NEWS

State workers' pay arbitrarily cut, judge rules

Justin A. Hinkley
Lansing State Journal

LANSING – Thousands of specialized Michigan Department of Corrections employees saw their pay cut while their responsibilities stayed the same because of an apparently pointless reclassification of their positions, an Ingham County judge has ruled.

Judge William Collette is seen in Ingham County Circuit Court in this 2015 file photo.

Ruling in favor of the employees this month in a nearly four-year-old dispute, Ingham County Circuit Judge William Collette said the department “fails to point to any evidence that the operations of the MDOC were in any way changed … except that the job titles and compensation rates of these positions were changed.”

In his March 14 decision, Collette overturned earlier decisions by the Michigan Civil Service Commission, which regulates state employees, to restore nearly 2,500 positions to previous, higher-paying classifications.

Spokesmen for the department and the commission said officials still were reviewing Collette’s decision and hadn’t yet decided whether they would appeal.

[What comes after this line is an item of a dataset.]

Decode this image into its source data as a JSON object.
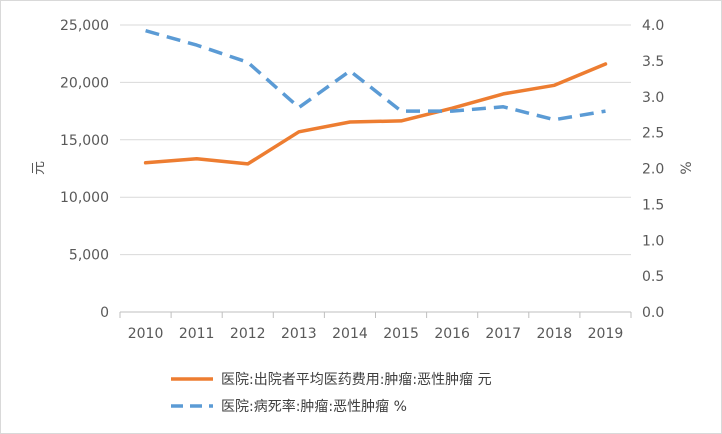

They declined to comment as the legal review continued.

“We’re hoping that the director (of Corrections) does right by our members and allows them this victory and allows the ruling to stand so that they get what they’ve worked for and have continued to work for,” said Andy Potter, chief of staff for the Michigan Corrections Organization, the union that filed the lawsuit. “Nothing has changed for these officers. They still do the extra amount of work … For them, this was just a smash and grab.”

In April 2012, the Corrections Department downgraded about 2,400 resident unit officers to normal corrections officers and nearly 60 corrections medical unit officers to corrections medical officers, a reclassification that came with a pay cut of between 59 cents and $1.48 an hour.

The department and commission argued that the positions had always been wrongly classified, but Collette noted in his written opinion that the commission had certified the classifications in routine reviews in 1983, 1996 and 2006 and that the department’s own supervisors supported the higher pay for those employees because they do additional work that is “generally more stressful and dangerous than other positions in the prisons.”

The resident unit officers, for example, do not work in prison yards or gyms as other corrections officers do. They work on rehabilitation treatment teams and prepare parole eligibility and other reports that other officers do not do. The employees continued doing the specialized work even after the reclassification and pay cut.

Collette called the department’s decision “arbitrary and capricious.”

If Collette’s ruling stands, Potter said the union would push for the employees’ pay to be restored to the higher levels.

If that were to happen, Corrections spokesman Chris Gautz said a complicated formula taking seniority and other factors into account would be used to determine the final pay of those employees.